Vertiv Holdings LLC’s stock is heating up on Wednesday after the digital-infrastructure supplier lifted its 2025 sales forecast on demand from customers looking to build up data centers and artificial-intelligence computing.
Vertiv’s stock rallied 17% in morning trades.
The company reported a 20% rise in orders for products such as cooling systems and power components and raised its second-quarter revenue outlook to $2.33 billion to $2.38 billion, ahead of the FactSet consensus estimate of $2.27 billion.“We continue to see accelerated scaling of AI deployments across the data center market,” Vertiv said.
The company said its partnership with artificial-intelligence chip maker Nvidia Corp. continues to position it “at the forefront of AI factory deployment at industrial scale.”
Vertiv said it expects adjusted second-quarter earnings of 77 cents a share to 85 cents a share, while Wall Street analysts expected earnings of 88 cents a share.
It lifted the midpoint of its 2025 revenue forecast by $250 million to a range of $9.33 billion to $9.58 billion, ahead of the analyst estimate of $9.18 billion.
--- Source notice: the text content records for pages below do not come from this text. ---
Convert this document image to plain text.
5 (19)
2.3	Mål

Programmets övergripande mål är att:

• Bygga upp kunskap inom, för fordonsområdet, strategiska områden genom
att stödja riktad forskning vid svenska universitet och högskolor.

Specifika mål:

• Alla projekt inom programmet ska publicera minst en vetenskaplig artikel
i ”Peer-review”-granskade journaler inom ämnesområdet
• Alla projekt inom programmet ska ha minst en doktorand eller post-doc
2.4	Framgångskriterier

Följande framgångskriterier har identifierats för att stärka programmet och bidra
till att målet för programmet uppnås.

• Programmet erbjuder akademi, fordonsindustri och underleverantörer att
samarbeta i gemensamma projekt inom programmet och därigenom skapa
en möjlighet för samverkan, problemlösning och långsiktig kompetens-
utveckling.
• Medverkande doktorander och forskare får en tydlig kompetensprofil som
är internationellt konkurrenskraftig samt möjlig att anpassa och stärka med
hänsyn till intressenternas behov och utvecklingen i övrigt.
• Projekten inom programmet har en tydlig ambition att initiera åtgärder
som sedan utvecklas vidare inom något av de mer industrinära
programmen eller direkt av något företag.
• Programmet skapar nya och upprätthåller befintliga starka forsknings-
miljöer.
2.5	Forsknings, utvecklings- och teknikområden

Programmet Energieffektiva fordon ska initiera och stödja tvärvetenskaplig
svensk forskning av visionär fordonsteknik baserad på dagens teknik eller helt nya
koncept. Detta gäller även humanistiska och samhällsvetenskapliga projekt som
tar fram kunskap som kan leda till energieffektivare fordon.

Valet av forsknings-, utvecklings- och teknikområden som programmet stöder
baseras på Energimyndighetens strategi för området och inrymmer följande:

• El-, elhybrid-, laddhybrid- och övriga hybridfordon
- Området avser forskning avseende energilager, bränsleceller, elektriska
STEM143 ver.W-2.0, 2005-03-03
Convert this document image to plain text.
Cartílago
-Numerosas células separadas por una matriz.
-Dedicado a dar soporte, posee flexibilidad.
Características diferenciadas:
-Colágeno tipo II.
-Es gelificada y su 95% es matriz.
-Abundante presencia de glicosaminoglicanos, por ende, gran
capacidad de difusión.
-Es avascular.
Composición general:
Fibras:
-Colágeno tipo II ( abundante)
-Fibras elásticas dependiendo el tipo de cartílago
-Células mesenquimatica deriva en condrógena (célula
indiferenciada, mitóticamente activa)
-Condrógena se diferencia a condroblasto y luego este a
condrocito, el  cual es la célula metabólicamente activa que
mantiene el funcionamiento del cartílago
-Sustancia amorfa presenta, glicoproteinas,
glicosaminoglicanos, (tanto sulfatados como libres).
The $250 million boost includes $150 million from higher organic sales and a $100 million benefit from foreign exchange.
Vertiv said it’s assuming that tariff rates as of Tuesday will remain constant through the end of the year.
“We believe that our diverse manufacturing footprint, operational flexibility, and commercial strategies will progressively lessen the tariff impact as the year progresses,” the company said.Most of Vertiv’s supply from Mexico falls under the 2018 USMCA free-trade agreement between Mexico, Canada and the U.S., but Vertiv said its goal is to have all of its components made in Mexico to qualify for USMCA.
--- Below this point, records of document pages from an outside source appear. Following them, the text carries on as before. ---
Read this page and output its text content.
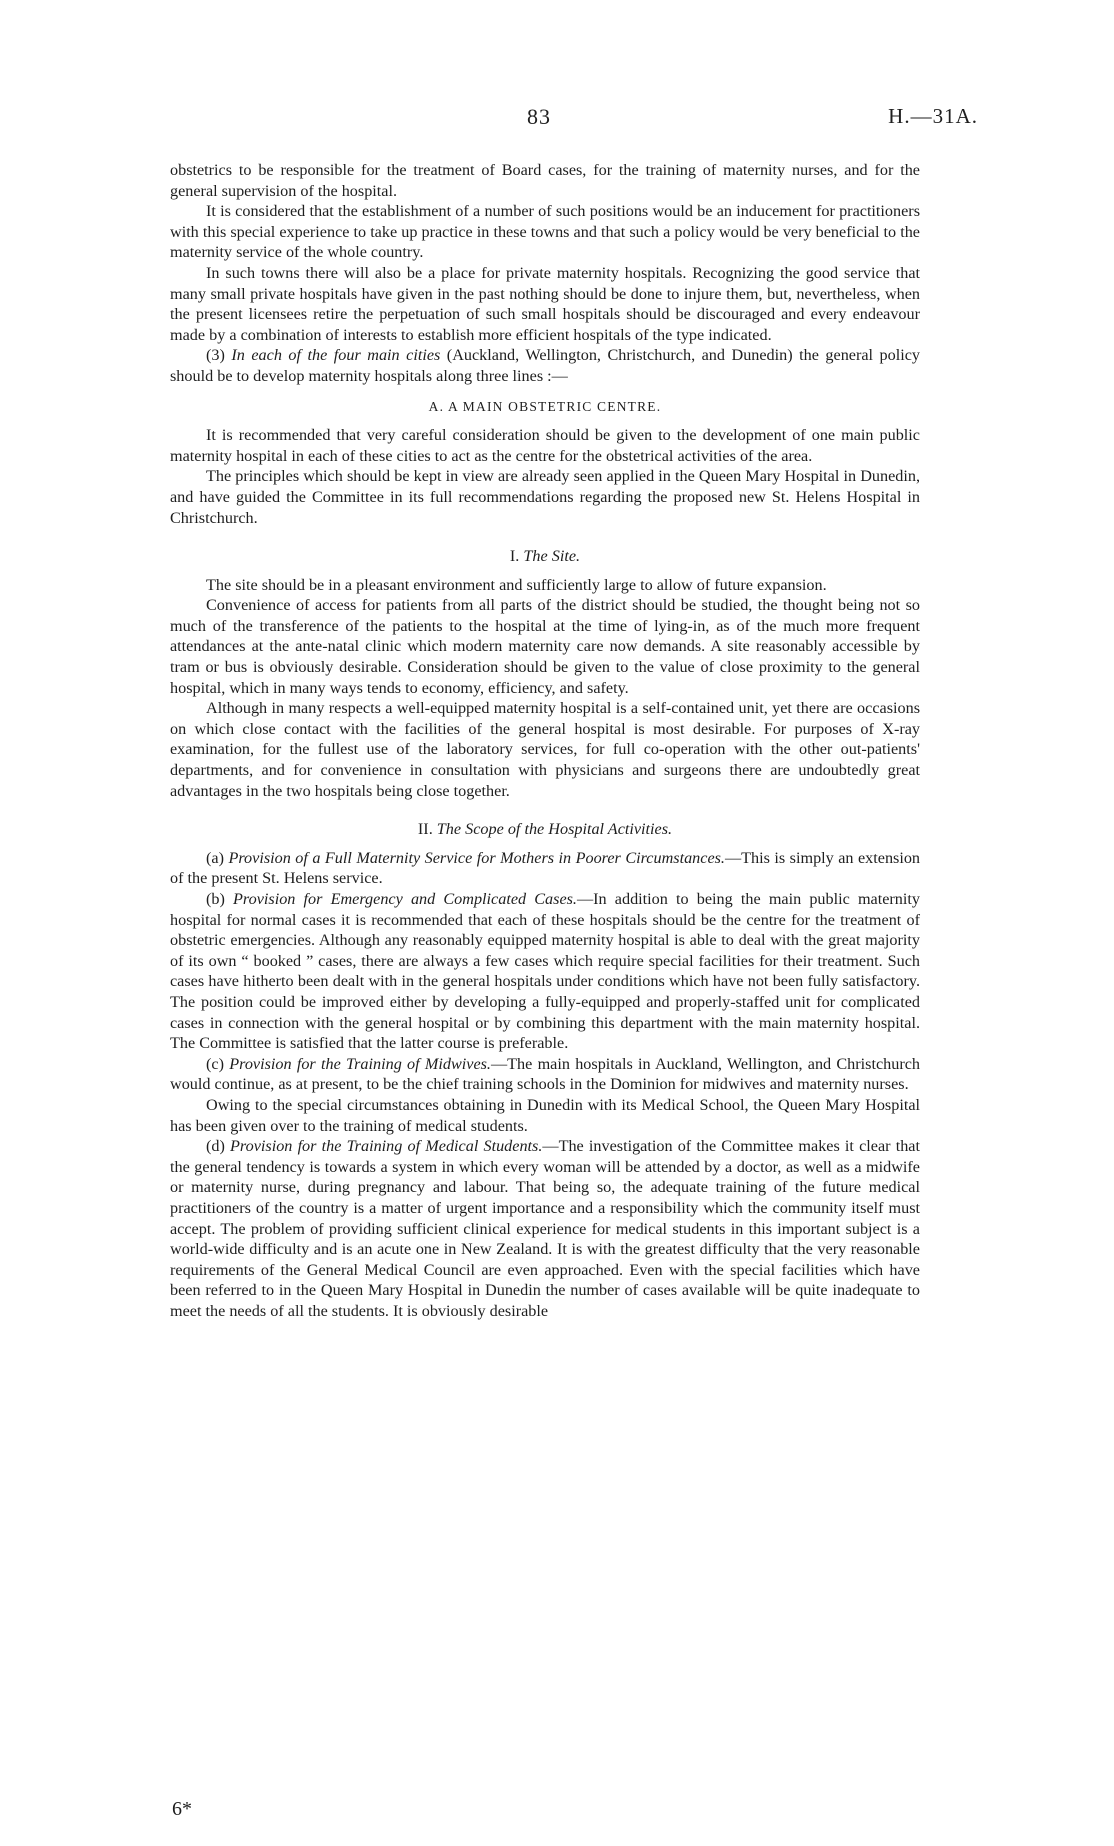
83	H.—31A.

obstetrics to be responsible for the treatment of Board cases, for the training of maternity nurses, and for the general supervision of the hospital.

It is considered that the establishment of a number of such positions would be an inducement for practitioners with this special experience to take up practice in these towns and that such a policy would be very beneficial to the maternity service of the whole country.

In such towns there will also be a place for private maternity hospitals. Recognizing the good service that many small private hospitals have given in the past nothing should be done to injure them, but, nevertheless, when the present licensees retire the perpetuation of such small hospitals should be discouraged and every endeavour made by a combination of interests to establish more efficient hospitals of the type indicated.

(3) In each of the four main cities (Auckland, Wellington, Christchurch, and Dunedin) the general policy should be to develop maternity hospitals along three lines :—

A. A MAIN OBSTETRIC CENTRE.

It is recommended that very careful consideration should be given to the development of one main public maternity hospital in each of these cities to act as the centre for the obstetrical activities of the area.

The principles which should be kept in view are already seen applied in the Queen Mary Hospital in Dunedin, and have guided the Committee in its full recommendations regarding the proposed new St. Helens Hospital in Christchurch.

I. The Site.

The site should be in a pleasant environment and sufficiently large to allow of future expansion.

Convenience of access for patients from all parts of the district should be studied, the thought being not so much of the transference of the patients to the hospital at the time of lying-in, as of the much more frequent attendances at the ante-natal clinic which modern maternity care now demands. A site reasonably accessible by tram or bus is obviously desirable. Consideration should be given to the value of close proximity to the general hospital, which in many ways tends to economy, efficiency, and safety.

Although in many respects a well-equipped maternity hospital is a self-contained unit, yet there are occasions on which close contact with the facilities of the general hospital is most desirable. For purposes of X-ray examination, for the fullest use of the laboratory services, for full co-operation with the other out-patients' departments, and for convenience in consultation with physicians and surgeons there are undoubtedly great advantages in the two hospitals being close together.

II. The Scope of the Hospital Activities.

(a) Provision of a Full Maternity Service for Mothers in Poorer Circumstances.—This is simply an extension of the present St. Helens service.

(b) Provision for Emergency and Complicated Cases.—In addition to being the main public maternity hospital for normal cases it is recommended that each of these hospitals should be the centre for the treatment of obstetric emergencies. Although any reasonably equipped maternity hospital is able to deal with the great majority of its own “ booked ” cases, there are always a few cases which require special facilities for their treatment. Such cases have hitherto been dealt with in the general hospitals under conditions which have not been fully satisfactory. The position could be improved either by developing a fully-equipped and properly-staffed unit for complicated cases in connection with the general hospital or by combining this department with the main maternity hospital. The Committee is satisfied that the latter course is preferable.

(c) Provision for the Training of Midwives.—The main hospitals in Auckland, Wellington, and Christchurch would continue, as at present, to be the chief training schools in the Dominion for midwives and maternity nurses.

Owing to the special circumstances obtaining in Dunedin with its Medical School, the Queen Mary Hospital has been given over to the training of medical students.

(d) Provision for the Training of Medical Students.—The investigation of the Committee makes it clear that the general tendency is towards a system in which every woman will be attended by a doctor, as well as a midwife or maternity nurse, during pregnancy and labour. That being so, the adequate training of the future medical practitioners of the country is a matter of urgent importance and a responsibility which the community itself must accept. The problem of providing sufficient clinical experience for medical students in this important subject is a world-wide difficulty and is an acute one in New Zealand. It is with the greatest difficulty that the very reasonable requirements of the General Medical Council are even approached. Even with the special facilities which have been referred to in the Queen Mary Hospital in Dunedin the number of cases available will be quite inadequate to meet the needs of all the students. It is obviously desirable

6*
A single-digit percentage of Vertiv’s supply for its U.S. factories comes from China.
Vertiv said it’s building up its U.S. manufacturing and “further rebalancing of global supply chain by sourcing from no- or low-tariff countries.”
For the first quarter, Vertiv reported adjusted earnings of 64 cents a share, ahead of the FactSet consensus estimate of 61 cents a share. Its first-quarter revenue of $2.04 billion topped the analyst estimate of $1.94 billion.
Oppenheimer analyst Noah Kaye reiterated an outperform rating on Vertiv and said the company’s higher revenue forecast “contemplates that active tariff rates remain constant through year-end, with net impacts lessening moving into 2H.”
Ahead of Wednesday’s moves, Vertiv’s stock was down 36.8% so far in 2025, while the S&P 500 has fallen by 10.1%.